For more than seventy years, Penguin has been the leading publisher of classic literature in the English-speaking world. With more than 1,700 titles, Penguin Classics represents a global bookshelf of the best works throughout history and across genres and disciplines. Readers trust the series to provide authoritative texts enhanced by introductions and notes by distinguished scholars and contemporary authors, as well as up-to-date translations by award-winning translators.

Author Bio

Homer was probably born around 725 B.C. on the Coast of Asia Minor, now the coast of Turkey, but then really a part of Greece. Homer was the first Greek writer whose work survives.

He was one of a long line of bards, or poets, who worked in the oral tradition.
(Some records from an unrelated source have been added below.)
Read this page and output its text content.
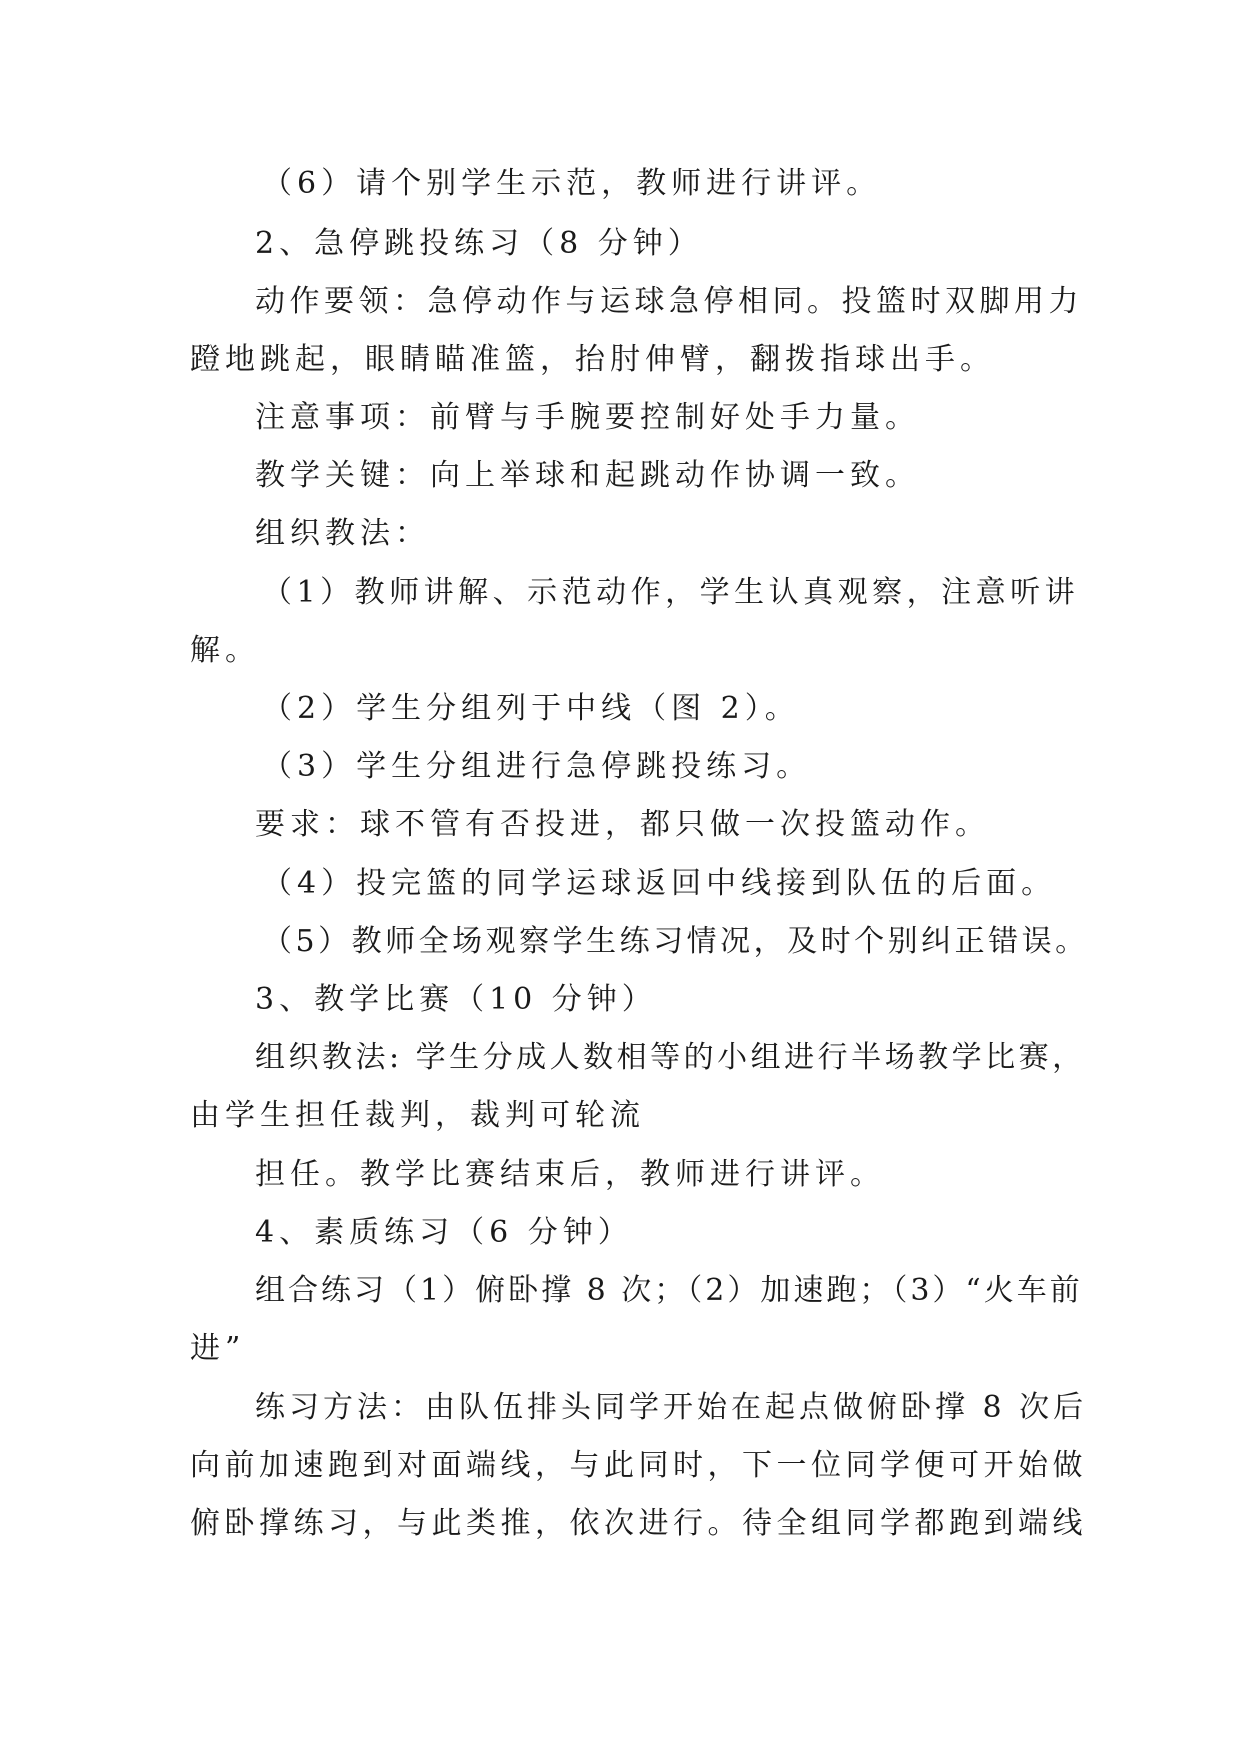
（6）请个别学生示范，教师进行讲评。
2、急停跳投练习（8 分钟）
动作要领：急停动作与运球急停相同。投篮时双脚用力
蹬地跳起，眼睛瞄准篮，抬肘伸臂，翻拨指球出手。
注意事项：前臂与手腕要控制好处手力量。
教学关键：向上举球和起跳动作协调一致。
组织教法：
（1）教师讲解、示范动作，学生认真观察，注意听讲
解。
（2）学生分组列于中线（图 2）。
（3）学生分组进行急停跳投练习。
要求：球不管有否投进，都只做一次投篮动作。
（4）投完篮的同学运球返回中线接到队伍的后面。
（5）教师全场观察学生练习情况，及时个别纠正错误。
3、教学比赛（10 分钟）
组织教法: 学生分成人数相等的小组进行半场教学比赛，
由学生担任裁判，裁判可轮流
担任。教学比赛结束后，教师进行讲评。
4、素质练习（6 分钟）
组合练习（1）俯卧撑 8 次；（2）加速跑；（3）“火车前
进”
练习方法：由队伍排头同学开始在起点做俯卧撑 8 次后
向前加速跑到对面端线，与此同时，下一位同学便可开始做
俯卧撑练习，与此类推，依次进行。待全组同学都跑到端线
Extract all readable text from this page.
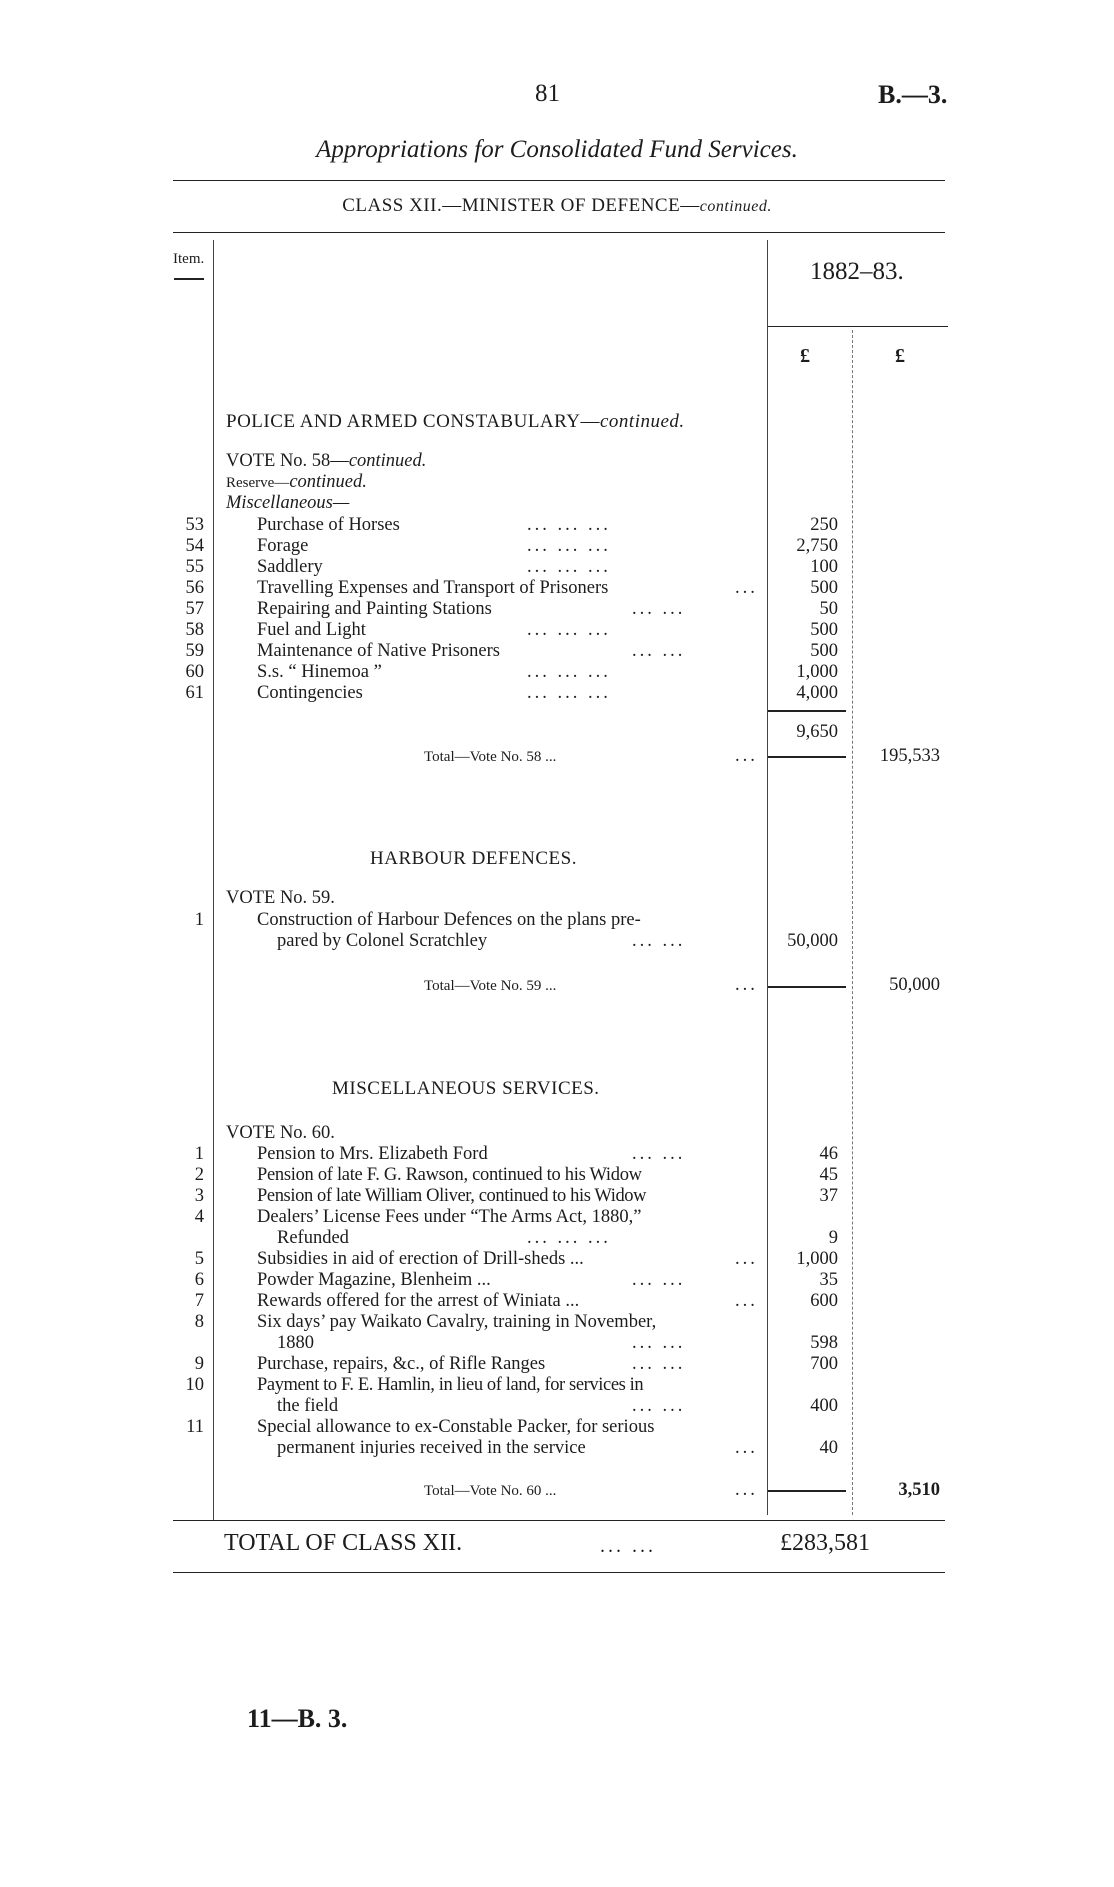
81	B.—3.
Appropriations for Consolidated Fund Services.
CLASS XII.—MINISTER OF DEFENCE—continued.
Item.	1882–83.
£	£
POLICE AND ARMED CONSTABULARY—continued.
VOTE No. 58—continued.
Reserve—continued.
Miscellaneous—
53	Purchase of Horses	... ... ...	250
54	Forage	... ... ...	2,750
55	Saddlery	... ... ...	100
56	Travelling Expenses and Transport of Prisoners	...	500
57	Repairing and Painting Stations	... ...	50
58	Fuel and Light	... ... ...	500
59	Maintenance of Native Prisoners	... ...	500
60	S.s. “ Hinemoa ”	... ... ...	1,000
61	Contingencies	... ... ...	4,000
9,650
Total—Vote No. 58 ...	...	195,533
HARBOUR DEFENCES.
VOTE No. 59.
1	Construction of Harbour Defences on the plans pre-
pared by Colonel Scratchley	... ...	50,000
Total—Vote No. 59 ...	...	50,000
MISCELLANEOUS SERVICES.
VOTE No. 60.
1	Pension to Mrs. Elizabeth Ford	... ...	46
2	Pension of late F. G. Rawson, continued to his Widow	45
3	Pension of late William Oliver, continued to his Widow	37
4	Dealers’ License Fees under “The Arms Act, 1880,”
Refunded	... ... ...	9
5	Subsidies in aid of erection of Drill-sheds ...	...	1,000
6	Powder Magazine, Blenheim ...	... ...	35
7	Rewards offered for the arrest of Winiata ...	...	600
8	Six days’ pay Waikato Cavalry, training in November,
1880	... ...	598
9	Purchase, repairs, &c., of Rifle Ranges	... ...	700
10	Payment to F. E. Hamlin, in lieu of land, for services in
the field	... ...	400
11	Special allowance to ex-Constable Packer, for serious
permanent injuries received in the service	...	40
Total—Vote No. 60 ...	...	3,510
TOTAL OF CLASS XII.	... ...	£283,581
11—B. 3.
Homer and other bards of the time could recite, or chant, long epic poems. Both works attributed to Homer—the Iliad and the Odyssey—are over ten thousand lines long in the original. Homer must have had an amazing memory but was helped by the formulaic poetry style of the time. In the Iliad, Homer sang of death and glory, of a few days in the struggle between the Greeks and the Trojans. Mortal men played out their fate under the gaze of the gods. The Odyssey is the original collection of tall traveller’s tales. Odysseus, on his way home from the Trojan War, encounters all kinds of marvels from one-eyed giants to witches and beautiful temptresses. His adventures are many and memorable before he gets back to Ithaca and his faithful wife Penelope.

We can never be certain that both these stories belonged to Homer. In fact, "Homer" may not be a real name but a kind of nickname, meaning perhaps "the hostage" or "the blind one." Whatever the truth of their origin, the two stories, developed around three thousand years ago, may well still be read in three thousand years’ time.

Robert Fagles (1933–2008) was Arthur W. Marks ’19 Professor of Comparative Literature, Emeritus, at Princeton University. He was the recipient of the 1997 PEN/Ralph Manheim Medal for Translation and a 1996 Award in Literature from the American Academy of Arts and Letters. His translations include Sophocles’s Three Theban Plays, Aeschylus’s Oresteia (nominated for a National Book Award), Homer’s Iliad (winner of the 1991 Harold Morton Landon Translation Award by The Academy of American Poets), Homer’s Odyssey, and Virgil's Aeneid.

Bernard Knox (1914–2010) was Director Emeritus of Harvard’s Center for Hellenic Studies in Washington, D.C. He taught at Yale University for many years. Among his numerous honors are awards from the National Institute of Arts and Letters and the National Endowment for the Humanities. His works include The Heroic Temper: Studies in Sophoclean Tragedy, Oedipus at Thebes: Sophocles’ Tragic Hero and His Time and Essays Ancient and Modern (awarded the 1989 PEN/Spielvogel-Diamonstein Award).